Banking and finance

18 August, 2014

Swaps: Don’t be late

The review process agreed between the 9 major UK banks and the FCA in 2012, relating to allegations of the historic mis-selling of Interest Rate Hedging Products (‘Swaps’) is finally reaching its conclusion.  Outside of this review time may be running out to bring legal claims.

 

Those customers who joined the review before March this year will have been notified of the banks’ proposed redress and of the nearly 16,000 determinations made under the review, 13,500 have included a cash redress offer.

 

To date, around 8,000 customers have accepted a redress offer and £1.2 billion is being paid out. 

 

But what of those who are still waiting for a redress offer from their bank, or those that were determined to be ‘sophisticated’, and therefore outside of the review?
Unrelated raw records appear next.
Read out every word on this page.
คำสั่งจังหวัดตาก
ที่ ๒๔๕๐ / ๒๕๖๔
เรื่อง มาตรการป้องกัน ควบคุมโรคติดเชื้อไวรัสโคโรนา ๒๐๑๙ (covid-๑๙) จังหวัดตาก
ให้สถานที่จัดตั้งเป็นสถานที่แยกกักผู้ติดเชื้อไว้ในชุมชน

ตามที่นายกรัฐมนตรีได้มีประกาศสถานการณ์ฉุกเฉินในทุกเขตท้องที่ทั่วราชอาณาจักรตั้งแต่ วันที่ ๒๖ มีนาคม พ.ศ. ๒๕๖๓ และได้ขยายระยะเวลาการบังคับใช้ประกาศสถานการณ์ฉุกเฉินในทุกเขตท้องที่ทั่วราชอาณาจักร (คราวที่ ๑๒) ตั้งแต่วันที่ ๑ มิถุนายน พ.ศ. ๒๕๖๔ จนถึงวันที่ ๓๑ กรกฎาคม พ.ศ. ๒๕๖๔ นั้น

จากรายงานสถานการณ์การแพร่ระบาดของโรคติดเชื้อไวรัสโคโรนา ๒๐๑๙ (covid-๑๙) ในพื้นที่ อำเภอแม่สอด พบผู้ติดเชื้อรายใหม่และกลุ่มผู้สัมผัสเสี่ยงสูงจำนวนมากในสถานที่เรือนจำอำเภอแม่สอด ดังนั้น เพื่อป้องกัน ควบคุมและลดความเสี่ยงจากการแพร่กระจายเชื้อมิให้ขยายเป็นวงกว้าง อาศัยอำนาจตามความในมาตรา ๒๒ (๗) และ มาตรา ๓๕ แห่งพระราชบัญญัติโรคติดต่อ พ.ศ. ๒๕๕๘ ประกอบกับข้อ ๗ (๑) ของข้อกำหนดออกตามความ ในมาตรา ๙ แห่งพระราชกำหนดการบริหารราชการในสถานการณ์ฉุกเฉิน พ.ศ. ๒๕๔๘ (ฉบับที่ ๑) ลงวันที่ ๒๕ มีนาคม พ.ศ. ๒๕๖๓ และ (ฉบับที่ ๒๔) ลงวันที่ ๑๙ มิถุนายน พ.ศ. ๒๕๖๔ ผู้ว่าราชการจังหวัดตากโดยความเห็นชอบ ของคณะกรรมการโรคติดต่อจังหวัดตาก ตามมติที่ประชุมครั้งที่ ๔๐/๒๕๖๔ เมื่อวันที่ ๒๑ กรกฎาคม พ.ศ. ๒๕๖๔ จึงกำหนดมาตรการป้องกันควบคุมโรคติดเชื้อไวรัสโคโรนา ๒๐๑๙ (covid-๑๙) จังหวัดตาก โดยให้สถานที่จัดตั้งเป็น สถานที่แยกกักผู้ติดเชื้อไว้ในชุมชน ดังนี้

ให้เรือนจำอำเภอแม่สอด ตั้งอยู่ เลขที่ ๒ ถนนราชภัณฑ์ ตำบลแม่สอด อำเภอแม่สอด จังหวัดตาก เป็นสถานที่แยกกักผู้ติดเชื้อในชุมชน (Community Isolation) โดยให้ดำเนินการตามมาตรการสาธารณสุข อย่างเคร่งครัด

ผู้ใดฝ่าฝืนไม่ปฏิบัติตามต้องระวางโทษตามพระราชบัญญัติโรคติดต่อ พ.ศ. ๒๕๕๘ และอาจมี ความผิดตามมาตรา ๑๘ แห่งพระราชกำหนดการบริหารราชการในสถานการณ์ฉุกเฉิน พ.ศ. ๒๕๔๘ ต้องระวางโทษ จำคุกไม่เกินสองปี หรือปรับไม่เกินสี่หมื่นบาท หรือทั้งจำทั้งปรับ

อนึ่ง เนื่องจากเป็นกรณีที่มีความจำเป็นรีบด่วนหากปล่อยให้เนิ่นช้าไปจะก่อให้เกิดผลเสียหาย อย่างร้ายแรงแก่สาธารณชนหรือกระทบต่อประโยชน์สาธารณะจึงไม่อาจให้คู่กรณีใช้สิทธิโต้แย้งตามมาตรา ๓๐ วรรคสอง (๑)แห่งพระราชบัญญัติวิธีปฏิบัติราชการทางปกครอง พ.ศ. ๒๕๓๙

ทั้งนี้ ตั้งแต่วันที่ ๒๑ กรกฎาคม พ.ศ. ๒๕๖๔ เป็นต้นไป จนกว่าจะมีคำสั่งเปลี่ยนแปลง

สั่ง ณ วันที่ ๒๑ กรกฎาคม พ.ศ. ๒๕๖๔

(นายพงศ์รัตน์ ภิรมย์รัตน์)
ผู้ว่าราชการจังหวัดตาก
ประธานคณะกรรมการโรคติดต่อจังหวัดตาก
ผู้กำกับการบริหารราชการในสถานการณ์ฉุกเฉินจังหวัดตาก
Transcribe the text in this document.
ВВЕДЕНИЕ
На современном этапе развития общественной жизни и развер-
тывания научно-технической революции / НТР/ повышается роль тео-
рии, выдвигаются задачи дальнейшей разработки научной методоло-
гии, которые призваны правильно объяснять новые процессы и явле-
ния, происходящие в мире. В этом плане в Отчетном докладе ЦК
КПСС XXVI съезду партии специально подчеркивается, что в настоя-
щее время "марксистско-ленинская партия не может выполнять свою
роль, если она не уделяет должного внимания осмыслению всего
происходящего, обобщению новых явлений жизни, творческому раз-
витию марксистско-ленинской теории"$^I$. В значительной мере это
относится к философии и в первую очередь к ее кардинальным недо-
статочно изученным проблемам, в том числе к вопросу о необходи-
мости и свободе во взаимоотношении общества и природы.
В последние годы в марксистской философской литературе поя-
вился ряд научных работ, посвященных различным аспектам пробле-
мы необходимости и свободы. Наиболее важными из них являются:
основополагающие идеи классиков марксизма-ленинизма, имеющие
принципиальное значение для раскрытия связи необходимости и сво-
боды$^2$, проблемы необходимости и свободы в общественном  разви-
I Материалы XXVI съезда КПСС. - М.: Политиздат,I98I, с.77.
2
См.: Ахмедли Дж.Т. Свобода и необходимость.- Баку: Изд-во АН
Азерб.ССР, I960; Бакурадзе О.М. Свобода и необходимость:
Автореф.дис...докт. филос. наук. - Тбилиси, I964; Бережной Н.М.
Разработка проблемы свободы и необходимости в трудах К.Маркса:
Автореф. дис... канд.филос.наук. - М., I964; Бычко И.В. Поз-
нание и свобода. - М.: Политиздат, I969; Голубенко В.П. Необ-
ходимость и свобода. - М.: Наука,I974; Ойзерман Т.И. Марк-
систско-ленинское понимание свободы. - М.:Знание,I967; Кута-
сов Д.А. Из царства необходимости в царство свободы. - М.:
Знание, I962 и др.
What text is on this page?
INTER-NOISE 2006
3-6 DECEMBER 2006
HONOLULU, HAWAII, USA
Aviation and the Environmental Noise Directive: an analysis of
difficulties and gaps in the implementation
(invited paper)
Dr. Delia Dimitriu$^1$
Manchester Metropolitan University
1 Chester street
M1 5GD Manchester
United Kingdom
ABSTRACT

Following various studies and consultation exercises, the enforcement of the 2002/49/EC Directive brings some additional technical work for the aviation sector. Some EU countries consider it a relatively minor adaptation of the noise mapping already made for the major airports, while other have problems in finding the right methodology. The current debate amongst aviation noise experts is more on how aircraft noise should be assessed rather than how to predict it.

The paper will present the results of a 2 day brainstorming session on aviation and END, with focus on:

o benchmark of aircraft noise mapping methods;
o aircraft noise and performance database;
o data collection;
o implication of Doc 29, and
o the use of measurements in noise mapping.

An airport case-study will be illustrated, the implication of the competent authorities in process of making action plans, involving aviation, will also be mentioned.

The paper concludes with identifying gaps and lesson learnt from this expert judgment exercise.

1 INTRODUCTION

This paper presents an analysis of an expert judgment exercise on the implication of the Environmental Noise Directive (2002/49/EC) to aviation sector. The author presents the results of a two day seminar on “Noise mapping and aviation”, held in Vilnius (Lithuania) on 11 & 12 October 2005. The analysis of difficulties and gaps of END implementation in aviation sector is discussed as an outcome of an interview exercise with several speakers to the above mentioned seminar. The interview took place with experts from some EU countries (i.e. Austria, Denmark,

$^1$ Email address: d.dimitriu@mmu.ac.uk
There are other avenues of redress which can potentially be explored however customers need to act swiftly. Even for those who have been told by their bank to await a redress offer, by simply waiting, customers may find themselves out of time to explore other options.

 

Even if a customer has been selected for the review, it is not guaranteed that mis-selling will be found or that the redress proposed by the bank will be adequate or fair. Redress can range from a cancellation of the original Swap and a refund of monies paid with 8% interest, to the Swap being replaced with a ‘more appropriate’ Swap.

 

A legal claim outside of the review must be brought within a specified period of time. Generally speaking, in Swaps mis-selling claims, the time period in which to bring a claim will be 6 years from the date of entering into the Swap. For Swaps dated earlier than 2008 time in which to bring a claim may have already expired and for those dated 2008 or later, time is likely to be running out. Simply being in the review process will not stop time running.

 

Claims against the banks typically relate to: negligent advice given by the bank before the Swap was entered into; a breach of contract by the bank; a claim for a negligent misstatement made to the customer that induced them into agreeing the Swap; and the bank’s breach of its statutory duties.

 

The main complaints from customers to date have focused on what was, and what was not explained to them at the time of entering into the Swap; non-disclosure of the potential for and the size of exit costs (that you may have to buy yourself out of the product); and Swaps being for longer periods than the original borrowings. Some customers have found themselves, having repaid the original loan, still liable to make payments under the Swap for many years more (as it is a product separate from the loan).

 

Whilst the case law in claims against the banks to date may not be encouraging, and claims can be difficult to prove, that it not to say that it is impossible to succeed. It should be noted also that the cases that have gone to trial to date do not necessarily reflect the likely merits or potential success of other cases yet to reach trial; it is in the banks’ interests to settle potentially successful claims on a confidential basis before they ever see a courtroom.

 

Aside from a legal claim, it may also be possible to refer a case to the Financial Ombudsman to seek a determination however, it should be noted that the powers of the Ombudsman are limited in respect of the amount of compensation that can be awarded.

 

As mentioned at the start of this article, outside of the FCA review process time is running out to consider claims against the banks. Customers are advised therefore, if they are considering a claim against their bank, to seek legal advice without delay or they may find themselves out of time.